Awards will be given in different classes. There also are awards for president’s choice, best interior, best paint, best engine and best in show.
Chevrolet changes the body style of Corvettes about every 10 years Knouse said.
Cars from many states around Oklahoma will show. Last year, the car that came the farthest was from New Mexico, Knouse said.
He has been a member of the Corvettes of Enid for six years and was nominated as expo chairman. Club president is Lindy Baker. It is a nonprofit organization, and all funds go to local charities. The club’s primary charity is the Court Appointed Special Advocate program, which advocates for children in legal settings. Corvettes of Enid also work with Denny Price Family YMCA and has purchased Amtrykes for Enid AMBUCS clubs. The club also supports the Vietnam Memorial Wall being erected at Enid Woodring Regional Airport.
Club members have spent about four months preparing for the show, Knouse said. There will be door prizes and a silent auction, with prizes donated by local businesses.
Admission is $3 for adults and $1 for children under 12. The Expo Center concession stand will be open.

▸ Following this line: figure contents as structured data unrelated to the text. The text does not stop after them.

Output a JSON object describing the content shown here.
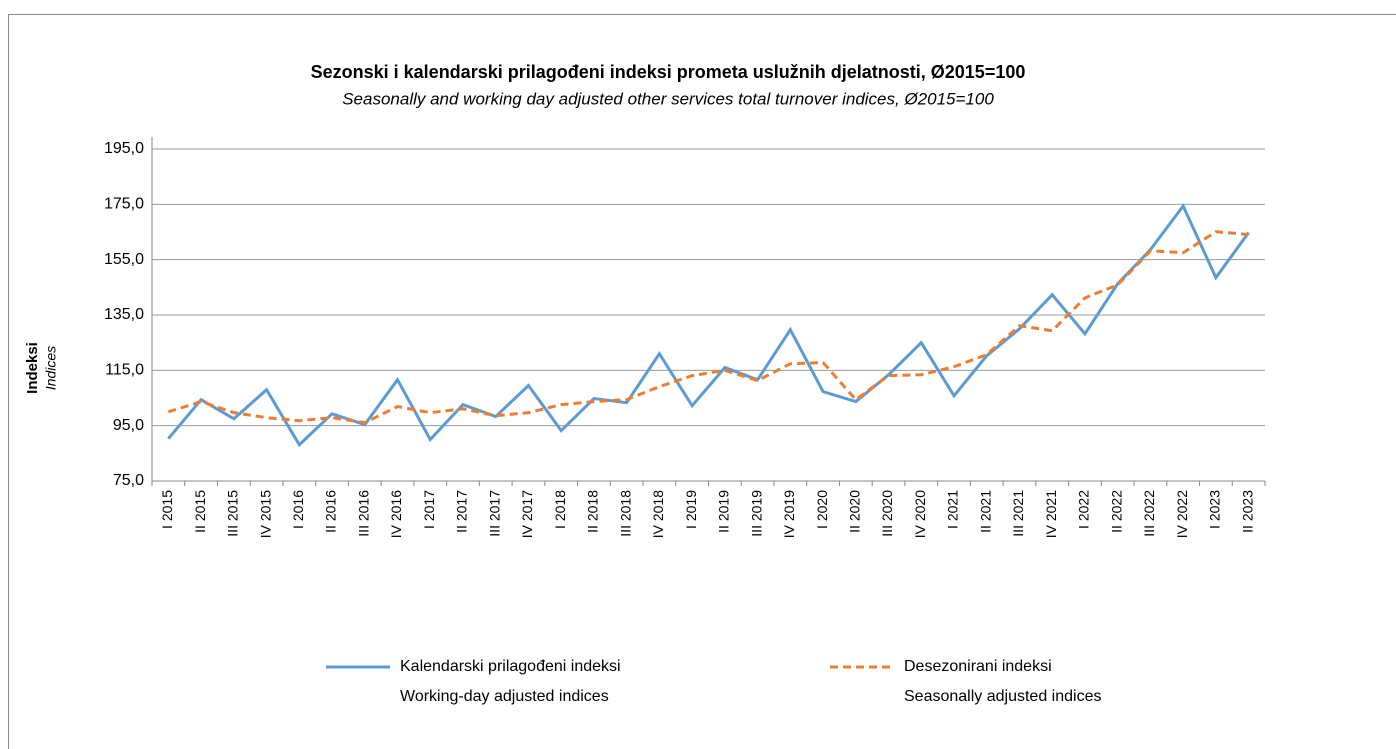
{
  "chart_data": {
    "type": "line",
    "title": "Sezonski i kalendarski prilagođeni indeksi prometa uslužnih djelatnosti, Ø2015=100",
    "subtitle": "Seasonally and working day adjusted other services total turnover indices, Ø2015=100",
    "y_label": "Indeksi",
    "y_label_en": "Indices",
    "categories": [
      "I 2015",
      "II 2015",
      "III 2015",
      "IV 2015",
      "I 2016",
      "II 2016",
      "III 2016",
      "IV 2016",
      "I 2017",
      "II 2017",
      "III 2017",
      "IV 2017",
      "I 2018",
      "II 2018",
      "III 2018",
      "IV 2018",
      "I 2019",
      "II 2019",
      "III 2019",
      "IV 2019",
      "I 2020",
      "II 2020",
      "III 2020",
      "IV 2020",
      "I 2021",
      "II 2021",
      "III 2021",
      "IV 2021",
      "I 2022",
      "II 2022",
      "III 2022",
      "IV 2022",
      "I 2023",
      "II 2023"
    ],
    "series": [
      {
        "name": "Kalendarski prilagođeni indeksi",
        "name_en": "Working-day adjusted indices",
        "color": "#5b9bd5",
        "dashed": false,
        "values": [
          90.3,
          104.4,
          97.5,
          108.0,
          88.1,
          99.3,
          95.4,
          111.6,
          90.0,
          102.6,
          98.3,
          109.5,
          93.2,
          104.8,
          103.3,
          121.0,
          102.2,
          116.0,
          111.6,
          129.7,
          107.3,
          103.7,
          113.4,
          125.0,
          105.8,
          120.3,
          130.0,
          142.3,
          128.2,
          146.3,
          158.6,
          174.4,
          148.5,
          164.8
        ]
      },
      {
        "name": "Desezonirani indeksi",
        "name_en": "Seasonally adjusted indices",
        "color": "#ed7d31",
        "dashed": true,
        "values": [
          100.0,
          103.7,
          99.7,
          97.9,
          96.8,
          97.9,
          96.1,
          101.9,
          99.7,
          101.1,
          98.6,
          99.7,
          102.6,
          103.7,
          104.4,
          109.1,
          113.1,
          115.0,
          111.3,
          117.4,
          117.8,
          104.4,
          113.1,
          113.4,
          116.3,
          120.7,
          131.1,
          129.3,
          141.2,
          145.9,
          158.2,
          157.5,
          165.1,
          164.1
        ]
      }
    ],
    "ylim": [
      75,
      195
    ],
    "yticks": [
      {
        "value": 75,
        "label": "75,0"
      },
      {
        "value": 95,
        "label": "95,0"
      },
      {
        "value": 115,
        "label": "115,0"
      },
      {
        "value": 135,
        "label": "135,0"
      },
      {
        "value": 155,
        "label": "155,0"
      },
      {
        "value": 175,
        "label": "175,0"
      },
      {
        "value": 195,
        "label": "195,0"
      }
    ],
    "grid": true
  }
}
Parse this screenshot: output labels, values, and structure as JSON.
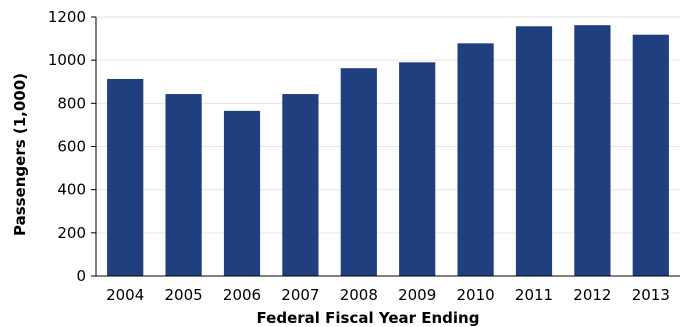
{
  "chart_data": {
    "type": "bar",
    "title": "",
    "xlabel": "Federal Fiscal Year Ending",
    "ylabel": "Passengers (1,000)",
    "categories": [
      "2004",
      "2005",
      "2006",
      "2007",
      "2008",
      "2009",
      "2010",
      "2011",
      "2012",
      "2013"
    ],
    "values": [
      913,
      843,
      765,
      843,
      963,
      990,
      1078,
      1157,
      1162,
      1118
    ],
    "ylim": [
      0,
      1200
    ],
    "yticks": [
      0,
      200,
      400,
      600,
      800,
      1000,
      1200
    ],
    "grid": true,
    "legend": "none",
    "bar_color": "#1f3f7f"
  }
}
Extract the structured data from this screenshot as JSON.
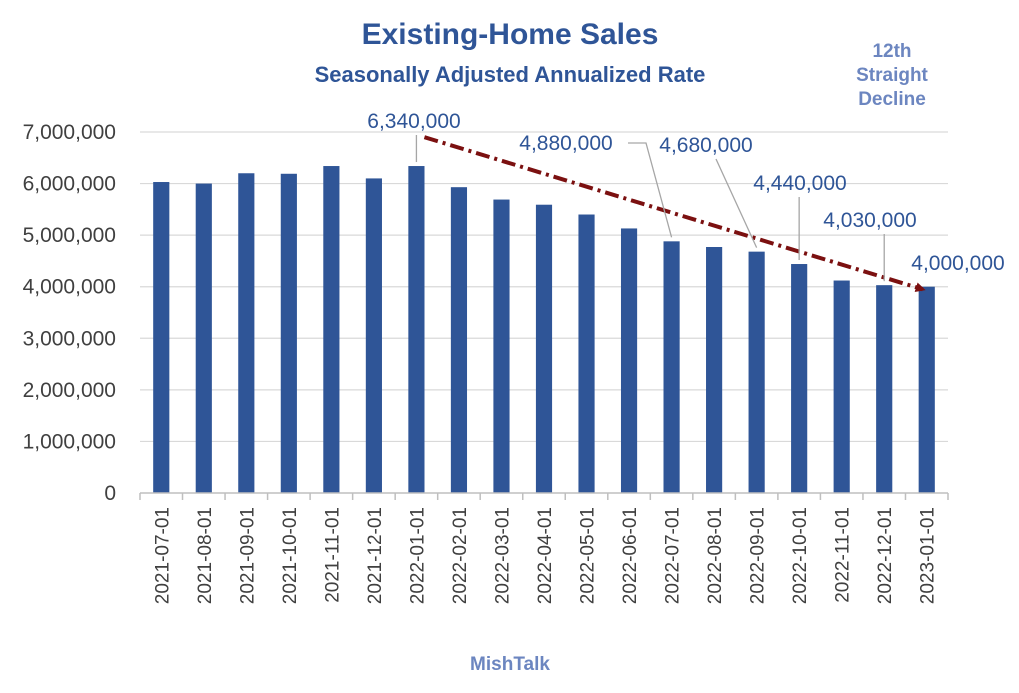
{
  "chart_data": {
    "type": "bar",
    "title": "Existing-Home Sales",
    "subtitle": "Seasonally Adjusted Annualized Rate",
    "xlabel": "",
    "ylabel": "",
    "ylim": [
      0,
      7000000
    ],
    "y_ticks": [
      "0",
      "1,000,000",
      "2,000,000",
      "3,000,000",
      "4,000,000",
      "5,000,000",
      "6,000,000",
      "7,000,000"
    ],
    "grid": true,
    "categories": [
      "2021-07-01",
      "2021-08-01",
      "2021-09-01",
      "2021-10-01",
      "2021-11-01",
      "2021-12-01",
      "2022-01-01",
      "2022-02-01",
      "2022-03-01",
      "2022-04-01",
      "2022-05-01",
      "2022-06-01",
      "2022-07-01",
      "2022-08-01",
      "2022-09-01",
      "2022-10-01",
      "2022-11-01",
      "2022-12-01",
      "2023-01-01"
    ],
    "values": [
      6030000,
      6000000,
      6200000,
      6190000,
      6340000,
      6100000,
      6340000,
      5930000,
      5690000,
      5590000,
      5400000,
      5130000,
      4880000,
      4770000,
      4680000,
      4440000,
      4120000,
      4030000,
      4000000
    ],
    "bar_color": "#2f5597",
    "annotations": [
      {
        "text": "6,340,000",
        "category": "2022-01-01"
      },
      {
        "text": "4,880,000",
        "category": "2022-07-01"
      },
      {
        "text": "4,680,000",
        "category": "2022-09-01"
      },
      {
        "text": "4,440,000",
        "category": "2022-10-01"
      },
      {
        "text": "4,030,000",
        "category": "2022-12-01"
      },
      {
        "text": "4,000,000",
        "category": "2023-01-01"
      }
    ],
    "note": [
      "12th",
      "Straight",
      "Decline"
    ],
    "trend_arrow": {
      "from_category": "2022-01-01",
      "from_value": 6900000,
      "to_category": "2023-01-01",
      "to_value": 3950000,
      "color": "#7b1010"
    },
    "footer": "MishTalk"
  }
}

“This is our major event of the year, our main money-raising event. The Corvette club is a bunch of people who enjoy Corvettes and get together as family and friends. Even though we may not know each other, we’re still family,” Knouse said.
He said he enjoys the camaraderie of the people who gather with their cars. The reason they gather is to raise money for people in the community and to talk about their cars. Occasionally, a church or other organization will have an event and will ask the club to have some Corvettes there and club members will respond.
“We’re just a bunch of old people who like to show off their cars,” Knouse said. “We have everybody from people like me who have one car, to people who collect them.”
Knouse has a 2000 model fixed hardtop Corvette with 39,000 actual miles.
Corvettes are easy to care for and easy to work on, he said, although he is not sure about the late-model cars. Owners usually keep them inside and covered, keep them clean and enjoy riding around because everyone enjoys looking at them.
Once a month the club has a “dine around.” One member makes a selection of a place to have dinner and makes arrangements for them. Everyone meets at a common area and follows the leader to the selected restaurant.